Todos tenemos miedo, lo confesemos o no, eso es lo de menos. El miedo es consustancial a nuestro instinto de supervivencia, pero fuera de las respuestas automáticas que ayudan a conservar la vida, el miedo es libre. Cada hijo de vecino teme algo distinto y cada cual conjura sus miedos y sus neuras de manera diferente.
Esto, que contado es de una obviedad insultante, se pone de manifiesto de mil maneras y formas distintas en nuestros actos, fallidos o no, que todos cuentan.

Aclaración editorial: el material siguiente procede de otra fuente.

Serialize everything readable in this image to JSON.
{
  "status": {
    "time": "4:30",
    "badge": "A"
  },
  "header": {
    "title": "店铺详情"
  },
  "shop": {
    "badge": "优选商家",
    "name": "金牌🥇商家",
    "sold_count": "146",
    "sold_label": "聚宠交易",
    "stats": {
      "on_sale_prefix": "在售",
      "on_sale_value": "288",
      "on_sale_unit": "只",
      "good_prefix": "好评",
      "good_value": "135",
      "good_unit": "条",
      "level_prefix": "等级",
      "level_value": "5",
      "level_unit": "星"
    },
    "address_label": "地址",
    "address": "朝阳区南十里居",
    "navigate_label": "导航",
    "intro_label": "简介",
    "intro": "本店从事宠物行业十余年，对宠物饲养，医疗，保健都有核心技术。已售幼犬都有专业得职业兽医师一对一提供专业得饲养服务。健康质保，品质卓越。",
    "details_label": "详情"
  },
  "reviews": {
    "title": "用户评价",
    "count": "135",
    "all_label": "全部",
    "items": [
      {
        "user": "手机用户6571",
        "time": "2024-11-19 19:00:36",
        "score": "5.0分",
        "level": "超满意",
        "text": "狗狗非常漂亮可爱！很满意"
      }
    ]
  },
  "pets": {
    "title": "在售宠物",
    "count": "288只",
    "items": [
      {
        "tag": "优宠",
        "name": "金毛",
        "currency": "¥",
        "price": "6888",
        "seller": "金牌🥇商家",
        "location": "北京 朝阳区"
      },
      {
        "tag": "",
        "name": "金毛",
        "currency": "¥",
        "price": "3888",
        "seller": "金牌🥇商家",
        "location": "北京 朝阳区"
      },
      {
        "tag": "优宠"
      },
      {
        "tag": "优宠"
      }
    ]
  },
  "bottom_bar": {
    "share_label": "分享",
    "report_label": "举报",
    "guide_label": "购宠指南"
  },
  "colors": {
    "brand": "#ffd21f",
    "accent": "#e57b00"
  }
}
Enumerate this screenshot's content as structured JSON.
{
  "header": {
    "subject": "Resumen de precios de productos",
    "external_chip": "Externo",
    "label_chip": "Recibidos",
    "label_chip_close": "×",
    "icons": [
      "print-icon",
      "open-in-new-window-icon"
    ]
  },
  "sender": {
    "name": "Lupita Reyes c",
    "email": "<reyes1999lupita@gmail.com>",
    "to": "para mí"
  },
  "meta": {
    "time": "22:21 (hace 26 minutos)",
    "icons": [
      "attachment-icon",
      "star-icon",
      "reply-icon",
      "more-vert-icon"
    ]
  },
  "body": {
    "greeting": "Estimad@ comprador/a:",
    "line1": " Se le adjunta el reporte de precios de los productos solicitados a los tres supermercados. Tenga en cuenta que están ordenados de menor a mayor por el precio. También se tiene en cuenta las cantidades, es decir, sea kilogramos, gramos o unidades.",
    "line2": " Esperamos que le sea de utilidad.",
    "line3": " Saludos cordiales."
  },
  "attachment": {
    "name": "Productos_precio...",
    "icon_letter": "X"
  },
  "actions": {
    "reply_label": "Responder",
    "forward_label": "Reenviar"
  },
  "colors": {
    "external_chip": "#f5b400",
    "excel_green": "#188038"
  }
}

Hay quien ante un terror concreto suda en silencio y lo pasa fatal, mientras que otros tratan de alejar el terror hablando sobre ello,haciendo bromas o compartiendo con otros aquello que le hace pasar las noches en blanco.
Es el miedo, el motor de tantas y tantas cosas que se han podido juzgar como heroicas en muchas ocasiones y que han sido, y son todavía hoy, fruto de esa energía inmensa que el cuerpo es capaz de movilizar cuando se llega al punto en el que la muerte se deja ver al otro lado de la raya, allí donde todo se confunde y el juicio sobre nuestros actos nos coloca, a partes iguales, en la gloria y en la vergüenza.